1. Getting Started
Complete tutorial for integrating Pomai Search into your C++ application.
Installation
# Using CMake FetchContent
include(FetchContent)
FetchContent_Declare(
pomaisearch
GIT_REPOSITORY https://github.com/yourusername/pomaisearch.git
GIT_TAG main
)
FetchContent_MakeAvailable(pomaisearch)
target_link_libraries(your_app PRIVATE pomai_search_core)
Your First Engine
#include "pomai_search/search_engine.h"
using namespace pomai_search;
int main() {
// 1. Configure
SearchEngineConfig cfg;
cfg.dim = 128;
cfg.index_type = SearchEngineConfig::IndexType::Hnsw;
// 2. Open
auto engine = SearchEngine::Open(cfg).value();
// 3. Insert
std::vector vec(128, 0.0f); vec[0] = 1.0f;
engine->Upsert("doc1", VectorView{vec.data(), 128}, {{"category", "tech"}});
// 4. Search
auto results = engine->Search(VectorView{vec.data(), 128});
std::cout << "Found: " << results.value()[0].key << "\n";
return 0;
}
2. Performance Tuning
Quick Wins
- Enable AVX2:
cfg.enable_avx2 = true;(4-8x speedup). - Use Multiple Shards: Set
cfg.num_shardsto `std::thread::hardware_concurrency()`. - Pre-normalize: Normalize vectors and use `Similarity::Dot` instead of `Cosine`.
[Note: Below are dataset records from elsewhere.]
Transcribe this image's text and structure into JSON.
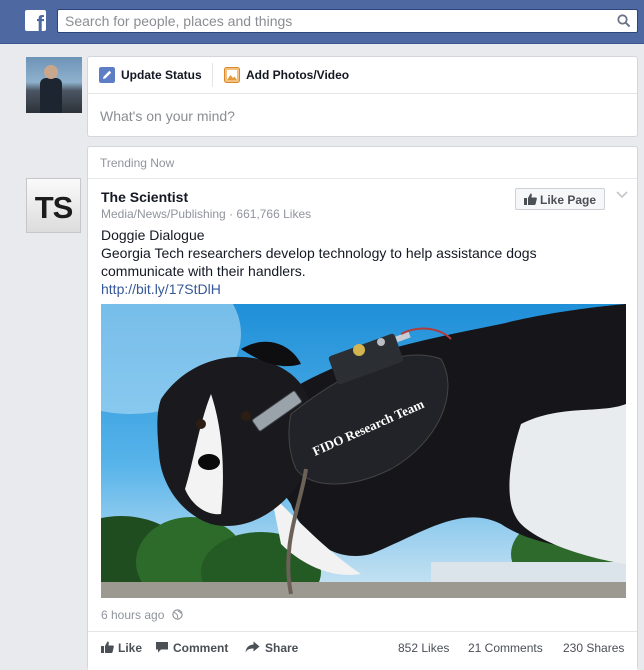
{
  "header": {
    "logo_letter": "f",
    "search": {
      "placeholder": "Search for people, places and things",
      "icon": "search-icon"
    }
  },
  "composer": {
    "tabs": [
      {
        "label": "Update Status",
        "icon": "pencil-icon"
      },
      {
        "label": "Add Photos/Video",
        "icon": "photo-icon"
      }
    ],
    "placeholder": "What's on your mind?"
  },
  "feed": {
    "post": {
      "section_label": "Trending Now",
      "page_initials": "TS",
      "page_name": "The Scientist",
      "page_meta": "Media/News/Publishing · 661,766 Likes",
      "like_page_label": "Like Page",
      "text_title": "Doggie Dialogue",
      "text_body": "Georgia Tech researchers develop technology to help assistance dogs communicate with their handlers.",
      "link": "http://bit.ly/17StDlH",
      "image_vest_text": "FIDO Research Team",
      "timestamp": "6 hours ago",
      "privacy_icon": "globe-icon",
      "actions": {
        "like": "Like",
        "comment": "Comment",
        "share": "Share"
      },
      "stats": {
        "likes": "852 Likes",
        "comments": "21 Comments",
        "shares": "230 Shares"
      }
    }
  },
  "colors": {
    "topbar": "#4e69a2",
    "link": "#365899",
    "background": "#e9eaed"
  }
}
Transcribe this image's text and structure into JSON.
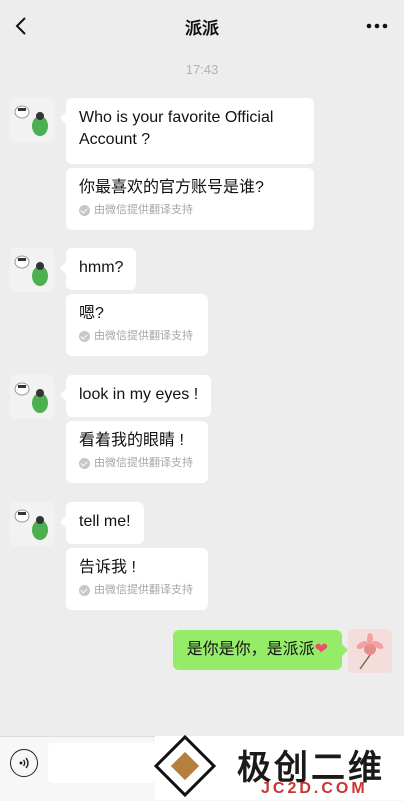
{
  "header": {
    "title": "派派",
    "back_icon": "chevron-left-icon",
    "more_icon": "ellipsis-icon"
  },
  "timestamp": "17:43",
  "translation_note": "由微信提供翻译支持",
  "messages": [
    {
      "text": "Who is your favorite Official Account ?",
      "translation": "你最喜欢的官方账号是谁?"
    },
    {
      "text": "hmm?",
      "translation": "嗯?"
    },
    {
      "text": "look in my eyes !",
      "translation": "看着我的眼睛 !"
    },
    {
      "text": "tell me!",
      "translation": "告诉我 !"
    }
  ],
  "my_message": {
    "text": "是你是你，是派派",
    "emoji": "❤"
  },
  "watermark": {
    "brand": "极创二维",
    "site": "JC2D.COM"
  },
  "colors": {
    "my_bubble": "#95ec69",
    "background": "#ededed"
  }
}
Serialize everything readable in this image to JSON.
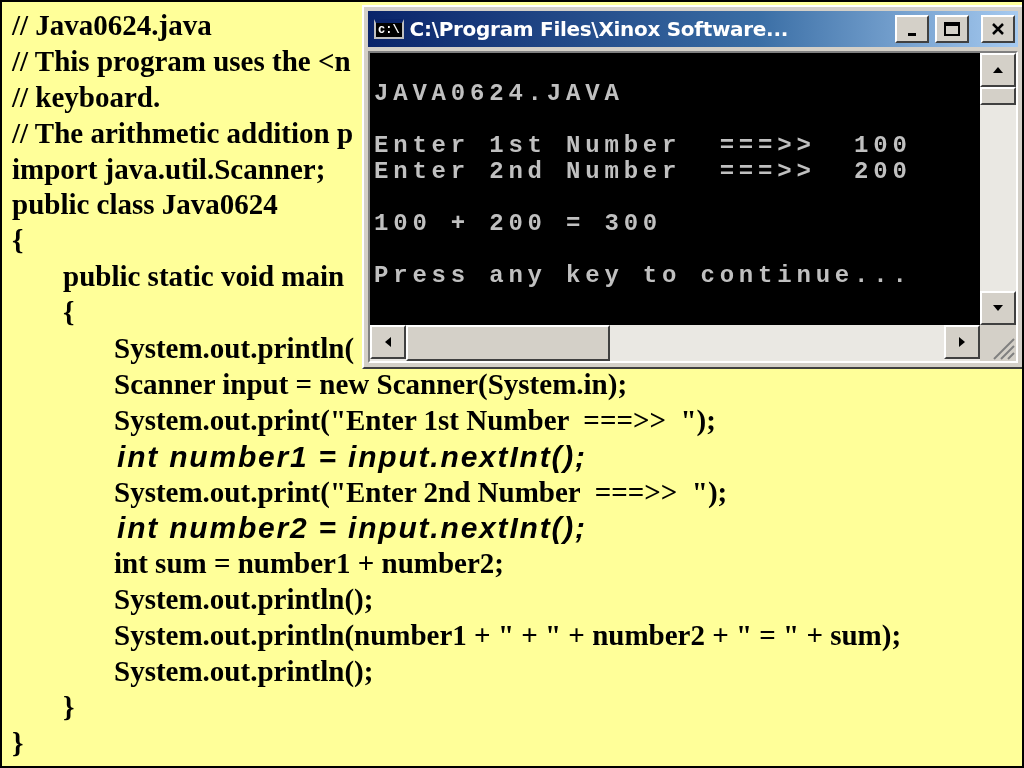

- Snapshots: Use `SnapshotWriter` to save startup time (O(N) load vs O(N log N) build).
Index Selection Guide
| Requirement | Index Type | Pros |
|---|---|---|
| 100% Recall | Flat | Exact results, simple. |
| < 1M Vectors | HNSW | Best balance of speed/recall. |
| > 1M Vectors | IVF-SQ8 | 4x less memory, scalable. |
HNSW Tuning
- High Recall (99.8%+): `M=32`, `ef_construction=400`, `ef_search=100`.
- Fast Queries: `M=16`, `ef_construction=200`, `ef_search=30`.
3. Troubleshooting
- High Query Latency (P99 > 100ms)
- Reduce
ef_searchornprobe. Check CPU usage/throttling. - Low Recall
- Increase
ef_search(HNSW) ornprobe(IVF). Ensure data is normalized if using Dot product. - High Memory Usage
- Switch to
IndexType::IvfSq8for 4x reduction. Reducehnsw_m.